Tous les billets du 27 avril 2008

Généraliser les tests ADN à des fins médicales 2

Les tests génétiques-1L 0 commentaire »

Deuxième semaine, à nouveau une recherche d’arguments scientifiques. La systématisation des tests génétiques globaux à des fins médicales est-elle pertinente scientifiquement ? Autrement dit, l’identification d’un gène défectueux permet-il d’en déduire une conséquence phénotypique obligatoire ? Au niveau moléculaire, ceci revient à s’interroger sur : comment un gène défectueux est-il à l’origine d’une protéine défectueuse ?

Il est indispensable de maîtriser ce qu’est un gène. Le programme de seconde a permis de l’aborder. Le gène : une structure informative mais aussi un fragment moléculaire : fragment d’ADN, succession de nucléotides. Il est aussi indispensable de maîtriser ce qu’est une protéine. L’étude du premier thème, relatif à l’alimentation, a permis de traiter de son organisation : une succession d’acides aminés. Cette succession définissant la configuration spatiale et le rôle de la protéine. L’altération de cette configuration le modifiant.

Ces points retravaillés dans l’échange permettent alors d’envisager que si une altération protéique est constatée alors une altération du gène doit aussi l’être dans la mesure ou l’un dépend de l’autre. Qu’en est-il ? La comparaison d’une séquence d’acides aminés d’une protéine normale et d’une protéine alternative avec les gènes respectifs à l’origine de leur existence permet alors de fonder, ou non, ce lien. L’occasion d’argumenter à partir de la comparaison de représentations d’objets du niveau moléculaire. Une tâche menée par les élèves individuellement nécessitant de réutiliser les connaissances méthodologiques pertinentes pour conduire une telle démarche.
Reste que repérer une corrélation entre les séquences d’acides aminés et nucléiques relatives à un phénotype ne suffit pas à déduire un lien de causalité entre un gène et une protéine. Pour le moins, l’identification d’une articulation permettant de passer de l’un (le gène) à l’autre (la protéine) s’impose pour fonder davantage cette preuve d’une relation pouvant autoriser à identifier l’un (toujours le gène) pour connaître l’autre (bien sûr la protéine). Autrement dit : comment le gène est-il à l’origine d’une protéine ? L’observation comparée des séquences permet de repérer le code de correspondance : le code génétique.
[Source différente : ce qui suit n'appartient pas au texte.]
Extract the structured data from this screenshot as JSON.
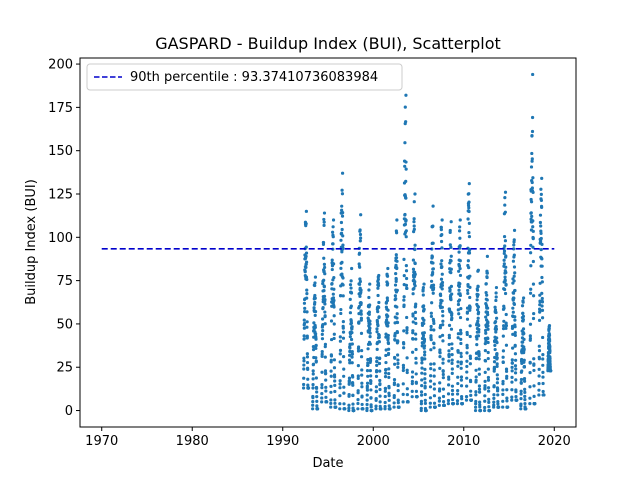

Un voyage d’1h30 dans l’espace moléculaire qui aboutit à la pertinence de repérer le gène pour connaître le caractère… L’un détermine l’autre… Serions nous ainsi prédéterminés ? En tout cas connaître tous les gènes par des tests semble, à ce stade de la réflexion, pertinent scientifiquement pour identifier une maladie génétique. A suivre…

Destruction “irréversible” de la biodiversité 4

La fragilité de la biodiversité-2ème 0 commentaire »

Enfin, dernière séance menée cette semaine, après deux semaines de vacance.

Deux semaines de vacance et donc forcément, pour moi comme pour les élèves, la nécessité de revenir sur la cohérence de la problématique que nous avons commencé à traiter. On pourrait essayer de la reconstruire… mais sa complexité est réelle. Mieux vaut, me semble-t-il, la présenter sous une forme schématisée, l’organigramme, tout en la discutant à nouveau. Voila, ça se présente comme ça :

organigramme

L’ADN est donc une molécule universelle. L’étude comparative de divers êtres vivants permet de l’illustrer. Reste à s’interroger sur les cellules, ou plutôt à illustrer ce qui est pressenti par tous, à savoir que les cellules sont l’élément fondateur de tout organisme vivant.

L’observation s’impose. Microscopique bien sûr. L’occasion de revenir voire pour certain d’aborder, l’utilisation du microscope. Un apprentissage à une tâche technique nécessitant précision, méthode et respect du matériel. L’occasion aussi de traiter d’un mode de représentation utilisé par les scientifiques naturalistes : le dessin d’observation et de le distinguer de ce qui a déjà été vu, le schéma et le croquis. Pour ce qui est du premier de ces apprentissages un échange avec la classe permet de revenir sur les critères et les consignes de l’utilisation de ce moyen d’observation. Pour ce qui est du second, les dessins réalisés serviront lors de la prochaine séance pour identifier à nouveau les conditions de sa réussite.

Il s’agira de comparer deux tissus, l’un animal (l’épithélium épidermique d’un triton), l’autre végétal (l’épiderme interne de l’écaille d’oignon). Pour le second une préparation microscopique s’impose. Elle fait partie de cet apprentissage à l’utilisation du microscope qui doit intégrer la compréhension des caractéristiques de l’objet pour qu’il soit observable.